Руки у меня покрылись гусиной кожей; я крепко растер их, а потом
любовно, как скупец, перебирающий свои богатства, провел ладонями по
животу. Потому что самая сокровенная моя тайна, последняя глубина моего
стыда была в том, что чувствовать на ощупь приметы псориаза - нежные
выпуклые островки, разделенные гладкими серебристыми промежутками,
шершавые созвездия, разбросанные по моему телу в живом ритме движения и
покоя, - в душе было приятно.

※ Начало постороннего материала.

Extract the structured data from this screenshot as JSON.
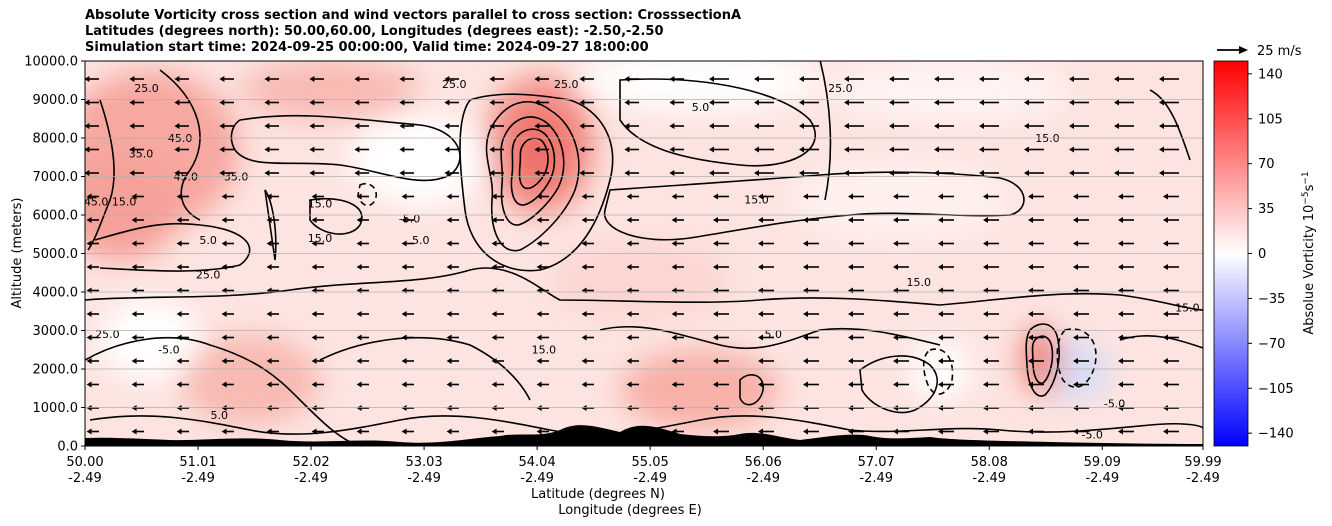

Понять и простить меня может лишь тот, кто
сам испытал это удовольствие - поддеть ногтем целый пласт и отковырнуть
его.
На меня смотрели только темные кружочки с обоев. Я подошел к шкафу и
отыскал пару трусов, в которых резинка еще подавала признаки жизни.
Фуфайку я надел задом наперед.
- Вы еще меня переживете, Папаша, - раздался внизу громкий голос отца.
- У меня в животе смерть сидит.
От этих слов внутри меня зашевелилось что-то противное и скользкое.
- Питер не спит, Джордж, - сказала мама. - Ты бы прекратил этот
спектакль.
Ее голос прозвучал уже далеко от лестницы.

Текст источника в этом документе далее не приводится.